Cesaret edip kafamı kaldırdığımda Zehra'nın gülümseyerek bana doğru geldiğini gördüm. Hande'ye bakmak için başımı çevirdiğimde bütün masanın bize kitlendiğini fark ettim. Dünyanın en güzel kadınının o can alıcı bakışlarının tekrardan üzerimde olduğunu görmek sakinleşmeme hiç yardımcı olmuyordu açıkçası. Zehra geldi ve yanımdaki sandalyeye oturdu.

Zehra: Neden sahnede değilsin? Bu gece başka şarkı söylemeyecek misin?

Meris: Yok yok söyleyeceğim, sigaram ve içkim bitince çıkacağım hemen.

Zehra: Sevindim buna, merak etmiştik de neden burada olduğunu. Tek seninle sohbet eden ben olduğum için de ben gelip sormak istedim.

Meris: Hande'yle de konuşmuştuk aslında... Neyse dediğim gibi çıkacağım birazdan.

Zehra: Bu arada tekrardan teşekkür ederim, erkek arkadaşımla birkaç sorun yaşadık ve bunu kızlara yansıtmak istemedim o yüzden bahsetmedim onlara. Sen sıkı takip ediyorsun bizi herhalde, modumun farkını bile anladığına göre?

Meris: Evet, oldukça iyi bir izleyiciyimdir. Ben artık sahneye döneyim yoksa arkadaşlarım beni kesmeye hazırlanacaklar birazdan.

Tanıştığıma gerçekten çok memnun oldum. İstediğiniz bir şey ya da bir şarkı olursa söylemeniz yeterli.

Bardağın sonunu içip, sigaramı söndürüp ayağa kalktım ve Zehra'ya elimi uzattım. Elime bakıp gülümsedi ve beni kendine çekip sarıldı. Bu kız bu temaslar için hep gafil avladı bu gece beni. Yine tamamen sarılmadan tek kolumu beline sararak karşılık verdim ve o yerine dönerken ben de sahneye çıktım. Yerime geçip beyaz gitarımı boynumdan geçirdim ve arkadaşlarımın bensiz söylediği ikinci şarkının bitmesini bekledim.

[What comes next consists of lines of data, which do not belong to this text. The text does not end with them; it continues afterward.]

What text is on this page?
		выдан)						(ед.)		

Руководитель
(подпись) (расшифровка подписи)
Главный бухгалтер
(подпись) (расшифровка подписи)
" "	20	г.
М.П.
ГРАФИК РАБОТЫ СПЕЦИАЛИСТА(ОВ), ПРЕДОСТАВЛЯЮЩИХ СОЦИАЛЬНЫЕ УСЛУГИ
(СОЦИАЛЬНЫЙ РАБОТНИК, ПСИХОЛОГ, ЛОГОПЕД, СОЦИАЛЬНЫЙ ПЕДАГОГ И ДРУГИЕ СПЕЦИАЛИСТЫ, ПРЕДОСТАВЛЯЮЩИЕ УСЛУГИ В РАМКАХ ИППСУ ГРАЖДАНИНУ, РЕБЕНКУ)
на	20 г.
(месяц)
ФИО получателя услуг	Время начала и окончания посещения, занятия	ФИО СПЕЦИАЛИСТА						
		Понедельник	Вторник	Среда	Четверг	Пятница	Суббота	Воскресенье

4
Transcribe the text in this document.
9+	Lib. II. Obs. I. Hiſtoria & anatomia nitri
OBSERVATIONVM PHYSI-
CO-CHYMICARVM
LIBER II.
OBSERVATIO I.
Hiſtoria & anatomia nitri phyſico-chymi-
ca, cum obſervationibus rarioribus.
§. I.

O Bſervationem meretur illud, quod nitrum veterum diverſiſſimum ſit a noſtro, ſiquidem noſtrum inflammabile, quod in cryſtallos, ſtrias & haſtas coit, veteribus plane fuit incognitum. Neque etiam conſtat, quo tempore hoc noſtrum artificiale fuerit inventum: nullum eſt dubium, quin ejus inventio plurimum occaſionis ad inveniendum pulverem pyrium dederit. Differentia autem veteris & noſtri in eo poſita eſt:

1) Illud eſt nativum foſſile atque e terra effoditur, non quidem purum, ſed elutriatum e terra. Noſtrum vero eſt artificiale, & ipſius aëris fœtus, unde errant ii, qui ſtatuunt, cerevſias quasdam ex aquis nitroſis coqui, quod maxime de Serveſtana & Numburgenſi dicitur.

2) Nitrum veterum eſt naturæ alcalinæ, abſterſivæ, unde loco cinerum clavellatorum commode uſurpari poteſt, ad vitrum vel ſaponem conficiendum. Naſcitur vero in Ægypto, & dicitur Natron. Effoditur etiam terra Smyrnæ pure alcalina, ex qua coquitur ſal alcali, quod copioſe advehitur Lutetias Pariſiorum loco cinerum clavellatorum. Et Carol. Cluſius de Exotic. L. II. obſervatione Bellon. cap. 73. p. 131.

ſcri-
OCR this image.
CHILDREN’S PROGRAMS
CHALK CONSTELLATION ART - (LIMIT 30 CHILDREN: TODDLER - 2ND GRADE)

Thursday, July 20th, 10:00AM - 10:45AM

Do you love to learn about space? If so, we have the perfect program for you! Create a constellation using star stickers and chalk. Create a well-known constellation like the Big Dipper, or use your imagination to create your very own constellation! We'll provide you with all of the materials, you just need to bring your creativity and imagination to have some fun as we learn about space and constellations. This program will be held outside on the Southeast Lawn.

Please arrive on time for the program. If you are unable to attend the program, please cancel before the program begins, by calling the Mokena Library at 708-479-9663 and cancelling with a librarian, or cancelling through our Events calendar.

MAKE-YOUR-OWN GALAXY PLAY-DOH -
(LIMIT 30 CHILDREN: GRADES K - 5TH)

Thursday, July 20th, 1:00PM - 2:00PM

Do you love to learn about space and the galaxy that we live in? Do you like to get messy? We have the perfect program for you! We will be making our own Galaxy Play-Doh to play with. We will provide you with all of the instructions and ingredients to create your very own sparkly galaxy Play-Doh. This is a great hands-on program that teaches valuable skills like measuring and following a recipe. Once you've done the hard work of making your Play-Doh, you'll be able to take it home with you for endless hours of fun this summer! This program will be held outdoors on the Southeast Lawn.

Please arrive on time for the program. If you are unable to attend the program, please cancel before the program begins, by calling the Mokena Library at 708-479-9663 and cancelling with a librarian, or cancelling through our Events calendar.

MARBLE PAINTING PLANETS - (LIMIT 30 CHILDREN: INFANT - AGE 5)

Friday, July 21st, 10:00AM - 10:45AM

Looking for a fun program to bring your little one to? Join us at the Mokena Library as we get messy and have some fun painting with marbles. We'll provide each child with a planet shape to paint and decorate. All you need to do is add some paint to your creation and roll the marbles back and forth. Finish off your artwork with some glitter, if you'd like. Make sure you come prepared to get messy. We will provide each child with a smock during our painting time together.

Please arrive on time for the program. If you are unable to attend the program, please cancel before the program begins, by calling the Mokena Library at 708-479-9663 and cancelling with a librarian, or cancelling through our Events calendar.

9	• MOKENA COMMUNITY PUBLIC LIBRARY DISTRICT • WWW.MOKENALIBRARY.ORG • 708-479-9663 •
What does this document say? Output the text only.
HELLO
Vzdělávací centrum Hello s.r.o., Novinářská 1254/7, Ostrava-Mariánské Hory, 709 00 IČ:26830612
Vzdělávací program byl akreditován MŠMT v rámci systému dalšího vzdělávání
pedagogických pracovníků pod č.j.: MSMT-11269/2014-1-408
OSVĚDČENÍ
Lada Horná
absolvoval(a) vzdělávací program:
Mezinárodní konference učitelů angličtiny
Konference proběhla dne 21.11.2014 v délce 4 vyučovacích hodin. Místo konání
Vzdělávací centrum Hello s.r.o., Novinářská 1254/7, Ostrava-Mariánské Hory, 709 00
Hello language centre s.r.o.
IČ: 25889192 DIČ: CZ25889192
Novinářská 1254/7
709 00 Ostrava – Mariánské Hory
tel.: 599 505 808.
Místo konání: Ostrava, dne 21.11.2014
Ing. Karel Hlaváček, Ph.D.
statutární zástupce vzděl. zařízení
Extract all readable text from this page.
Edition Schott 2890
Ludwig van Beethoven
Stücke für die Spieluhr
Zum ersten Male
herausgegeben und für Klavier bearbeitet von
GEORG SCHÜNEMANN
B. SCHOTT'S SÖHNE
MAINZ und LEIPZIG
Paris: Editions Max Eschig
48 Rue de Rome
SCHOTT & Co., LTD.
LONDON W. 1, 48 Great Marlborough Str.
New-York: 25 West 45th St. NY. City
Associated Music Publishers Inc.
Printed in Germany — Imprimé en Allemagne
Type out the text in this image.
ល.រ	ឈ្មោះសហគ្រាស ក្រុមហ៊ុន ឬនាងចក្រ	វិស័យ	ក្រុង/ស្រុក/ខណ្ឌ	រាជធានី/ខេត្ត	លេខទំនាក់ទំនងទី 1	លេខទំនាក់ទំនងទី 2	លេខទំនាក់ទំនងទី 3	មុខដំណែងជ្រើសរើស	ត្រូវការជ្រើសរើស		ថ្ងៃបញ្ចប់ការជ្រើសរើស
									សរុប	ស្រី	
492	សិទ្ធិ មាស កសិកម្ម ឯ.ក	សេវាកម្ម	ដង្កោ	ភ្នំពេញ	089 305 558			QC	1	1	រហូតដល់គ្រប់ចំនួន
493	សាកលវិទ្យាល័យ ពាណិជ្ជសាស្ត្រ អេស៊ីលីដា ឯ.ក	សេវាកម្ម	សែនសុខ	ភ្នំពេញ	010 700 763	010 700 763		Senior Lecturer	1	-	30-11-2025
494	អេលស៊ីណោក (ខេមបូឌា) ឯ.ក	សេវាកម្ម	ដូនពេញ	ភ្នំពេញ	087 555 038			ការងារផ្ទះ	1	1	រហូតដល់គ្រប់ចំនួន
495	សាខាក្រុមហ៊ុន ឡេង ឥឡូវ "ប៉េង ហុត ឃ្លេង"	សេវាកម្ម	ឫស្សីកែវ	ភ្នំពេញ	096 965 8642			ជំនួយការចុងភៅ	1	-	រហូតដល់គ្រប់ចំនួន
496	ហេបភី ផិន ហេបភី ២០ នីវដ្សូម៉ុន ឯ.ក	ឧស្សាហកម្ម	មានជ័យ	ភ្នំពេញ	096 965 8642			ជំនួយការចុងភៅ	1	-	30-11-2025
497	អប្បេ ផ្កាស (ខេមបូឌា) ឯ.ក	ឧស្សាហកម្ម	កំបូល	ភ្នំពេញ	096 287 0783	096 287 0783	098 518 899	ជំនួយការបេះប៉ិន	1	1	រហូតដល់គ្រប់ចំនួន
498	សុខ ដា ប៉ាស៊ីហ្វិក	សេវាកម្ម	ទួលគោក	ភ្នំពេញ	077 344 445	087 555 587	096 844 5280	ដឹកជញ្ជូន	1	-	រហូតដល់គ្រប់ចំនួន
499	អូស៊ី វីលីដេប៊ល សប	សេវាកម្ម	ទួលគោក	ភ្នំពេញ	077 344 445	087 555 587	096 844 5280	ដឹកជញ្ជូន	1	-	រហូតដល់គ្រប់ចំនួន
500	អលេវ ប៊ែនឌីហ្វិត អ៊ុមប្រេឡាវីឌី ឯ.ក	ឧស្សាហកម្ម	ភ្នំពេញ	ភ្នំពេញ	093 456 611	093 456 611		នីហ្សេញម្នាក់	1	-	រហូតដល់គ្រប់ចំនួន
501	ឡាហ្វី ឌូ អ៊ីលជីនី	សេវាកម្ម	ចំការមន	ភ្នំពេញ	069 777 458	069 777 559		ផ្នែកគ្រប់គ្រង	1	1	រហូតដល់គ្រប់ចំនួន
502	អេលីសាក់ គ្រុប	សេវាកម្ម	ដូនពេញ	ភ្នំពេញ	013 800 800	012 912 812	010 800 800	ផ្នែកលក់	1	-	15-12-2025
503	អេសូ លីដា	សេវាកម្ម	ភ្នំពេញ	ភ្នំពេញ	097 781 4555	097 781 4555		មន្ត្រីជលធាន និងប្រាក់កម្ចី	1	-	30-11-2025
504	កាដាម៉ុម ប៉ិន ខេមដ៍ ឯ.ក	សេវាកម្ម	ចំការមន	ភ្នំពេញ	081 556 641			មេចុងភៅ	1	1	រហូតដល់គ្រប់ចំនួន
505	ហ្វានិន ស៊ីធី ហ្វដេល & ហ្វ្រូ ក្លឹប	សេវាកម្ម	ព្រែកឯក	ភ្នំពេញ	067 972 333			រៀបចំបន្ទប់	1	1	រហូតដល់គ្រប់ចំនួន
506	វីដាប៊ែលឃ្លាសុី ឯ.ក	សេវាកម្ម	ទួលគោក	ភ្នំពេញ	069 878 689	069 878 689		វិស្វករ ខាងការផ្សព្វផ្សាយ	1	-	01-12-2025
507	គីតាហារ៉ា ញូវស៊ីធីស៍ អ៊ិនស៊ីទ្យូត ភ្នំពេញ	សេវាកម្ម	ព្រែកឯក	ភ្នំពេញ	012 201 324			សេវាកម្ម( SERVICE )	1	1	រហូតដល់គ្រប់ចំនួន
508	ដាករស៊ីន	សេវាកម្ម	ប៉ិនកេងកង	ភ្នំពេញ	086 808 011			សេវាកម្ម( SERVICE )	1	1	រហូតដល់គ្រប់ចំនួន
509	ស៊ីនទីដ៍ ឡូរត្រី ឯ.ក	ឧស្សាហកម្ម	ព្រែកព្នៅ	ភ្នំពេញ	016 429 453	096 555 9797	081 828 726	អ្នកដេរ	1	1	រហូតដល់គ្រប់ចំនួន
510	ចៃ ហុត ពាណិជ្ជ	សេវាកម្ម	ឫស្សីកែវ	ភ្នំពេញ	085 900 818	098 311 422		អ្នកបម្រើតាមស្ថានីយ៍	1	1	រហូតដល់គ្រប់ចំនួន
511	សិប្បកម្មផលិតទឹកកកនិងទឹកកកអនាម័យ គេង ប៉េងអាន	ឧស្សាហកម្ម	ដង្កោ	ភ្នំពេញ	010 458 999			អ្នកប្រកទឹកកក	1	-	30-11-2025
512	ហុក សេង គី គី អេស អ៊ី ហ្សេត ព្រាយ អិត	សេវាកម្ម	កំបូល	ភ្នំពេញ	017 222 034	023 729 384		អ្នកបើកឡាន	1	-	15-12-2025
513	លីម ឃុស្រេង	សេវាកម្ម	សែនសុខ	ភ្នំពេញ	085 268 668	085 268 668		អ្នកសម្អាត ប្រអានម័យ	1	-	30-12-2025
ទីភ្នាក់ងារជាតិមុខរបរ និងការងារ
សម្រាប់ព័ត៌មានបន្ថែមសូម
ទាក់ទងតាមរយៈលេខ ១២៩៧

Gözlerim yine Hande'yi buluyordu kocaman mekanın içinde. Keşke Zehra yerine o gelseydi diye düşündüm. Ama ilk tanışmamız da Zehra'nın ondan daha sıcakkanlı biri olduğunu göstermişti bana o yüzden kafama takıp dert etmek istemedim. Gözlerim Hande'nin çekik gözleriyle buluşunca film koptu sanki beynimde. Bir anda ne olursa olsun dedim, ilk ve son görüşüm onu büyük ihtimalle dilediğim gibi davranacağım o zaman. Şarkı bittiğinde arkamı dönüp arkadaşlarıma teşekkür ettim. Ardından mikrofona yaklaşıp konuşmaya başladım, o her ne kadar yanındaki Saliha'ya baksa da ben Hande'ye bakıyordum hala. Kaçırmayacaktım gözlerimi.

Meris: "Bıraktım geldim evimi geride" diye bir çıkış yapmak isterdim ama şartlar el vermediği için yapamıyorum. Onun yerine bu şarkıyı söylemek geldi içimden.

Konuşmaya başladığım andan beri bana bakan güzel kadından bakışlarımı çekmeden söylemeye başladım içimden gelen şarkıyı.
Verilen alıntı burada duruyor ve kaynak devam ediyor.